Western Canada is a major hub for extracting and harnessing natural resources including hydropower, timber, oil, gas, coal, metallurgical coal, and coalbed methane. Alberta, for example, has become a center of oil and gas activity, producing a consistent and sizeable provincial budget surplus and contributing to a 32 percent increase in Calgary’s population from 1990 to 2007. Calgary’s current population of 1,019,942 is expected to reach 1,250,000 by 2016. The region is also home to the world’s second largest manufacturer of metallurgical coal, and one of the continent’s leading concrete manufacturers.
While oil, gas, timber and other such industries are obviously extractive, many people forget to consider the extractive impacts of hydroelectric power generation. Even though water is technically borrowed, the disruption to riverine ecosystems is immense. Inaccurately marketed as green energy, dams associated with hydropower have a serious detrimental effect on aquatic health and are one of the most destructive obstacles to fish connectivity throughout the Yellowstone to Yukon region.
Taken one by one, site by site, it may be hard to imagine how these industries could impact the large Yellowstone to Yukon landscape.
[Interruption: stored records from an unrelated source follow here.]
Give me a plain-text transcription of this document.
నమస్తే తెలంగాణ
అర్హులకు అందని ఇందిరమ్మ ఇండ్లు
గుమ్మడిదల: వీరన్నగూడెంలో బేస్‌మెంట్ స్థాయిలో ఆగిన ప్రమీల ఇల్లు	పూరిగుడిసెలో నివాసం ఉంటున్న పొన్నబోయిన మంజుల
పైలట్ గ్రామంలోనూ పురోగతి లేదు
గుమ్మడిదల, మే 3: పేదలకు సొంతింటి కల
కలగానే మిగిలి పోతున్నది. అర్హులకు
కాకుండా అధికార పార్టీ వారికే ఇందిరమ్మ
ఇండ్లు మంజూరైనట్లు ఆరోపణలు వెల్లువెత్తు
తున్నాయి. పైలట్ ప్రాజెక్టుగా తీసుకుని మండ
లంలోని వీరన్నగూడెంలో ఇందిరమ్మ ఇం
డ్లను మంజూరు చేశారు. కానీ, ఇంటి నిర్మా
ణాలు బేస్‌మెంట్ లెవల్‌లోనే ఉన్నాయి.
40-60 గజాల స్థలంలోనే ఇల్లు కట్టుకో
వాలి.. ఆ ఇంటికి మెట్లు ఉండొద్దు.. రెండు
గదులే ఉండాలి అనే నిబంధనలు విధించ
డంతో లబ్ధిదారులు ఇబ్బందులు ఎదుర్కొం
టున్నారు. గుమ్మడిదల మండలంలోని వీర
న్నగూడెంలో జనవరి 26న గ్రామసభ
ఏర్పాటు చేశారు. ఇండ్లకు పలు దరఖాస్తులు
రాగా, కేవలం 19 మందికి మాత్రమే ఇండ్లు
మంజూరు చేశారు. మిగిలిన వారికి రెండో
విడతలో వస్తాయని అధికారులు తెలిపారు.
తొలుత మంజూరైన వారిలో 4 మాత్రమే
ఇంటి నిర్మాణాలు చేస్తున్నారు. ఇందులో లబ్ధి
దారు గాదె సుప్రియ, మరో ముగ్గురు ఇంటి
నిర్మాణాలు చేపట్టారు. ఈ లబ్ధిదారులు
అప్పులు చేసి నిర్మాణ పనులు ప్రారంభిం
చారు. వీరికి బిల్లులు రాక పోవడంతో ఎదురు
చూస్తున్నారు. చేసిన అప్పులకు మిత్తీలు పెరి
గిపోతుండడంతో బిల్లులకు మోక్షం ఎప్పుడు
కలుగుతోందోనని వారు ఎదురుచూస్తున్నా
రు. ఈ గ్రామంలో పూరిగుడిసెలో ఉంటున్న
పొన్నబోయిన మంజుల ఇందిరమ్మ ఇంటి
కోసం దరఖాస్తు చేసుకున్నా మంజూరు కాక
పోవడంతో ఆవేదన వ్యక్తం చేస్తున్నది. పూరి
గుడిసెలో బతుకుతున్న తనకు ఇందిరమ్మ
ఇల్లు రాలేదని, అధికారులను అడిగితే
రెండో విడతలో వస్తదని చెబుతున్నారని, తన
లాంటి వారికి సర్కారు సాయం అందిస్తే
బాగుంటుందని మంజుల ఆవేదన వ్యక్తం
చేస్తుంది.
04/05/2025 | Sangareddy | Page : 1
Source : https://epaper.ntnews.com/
But considering the total extent of related development – roads, railways, dams, power and processing plants, and residential and commercial development – the cumulative effect on habitat connectivity is enormous.
Like other issues facing the Y2Y region, collaborative efforts between conservation groups, businesses and citizens can have a positive impact:
- Corporations can take a leadership role, consulting with local communities and working with provincial/state and federal governments, as well as independent biologists in order to minimize impacts, and operate their facilities according to the best practices of their industry.
- Individuals can make informed consumer decisions, implement environmentally sound household practices, and help educate family and friends about the issues.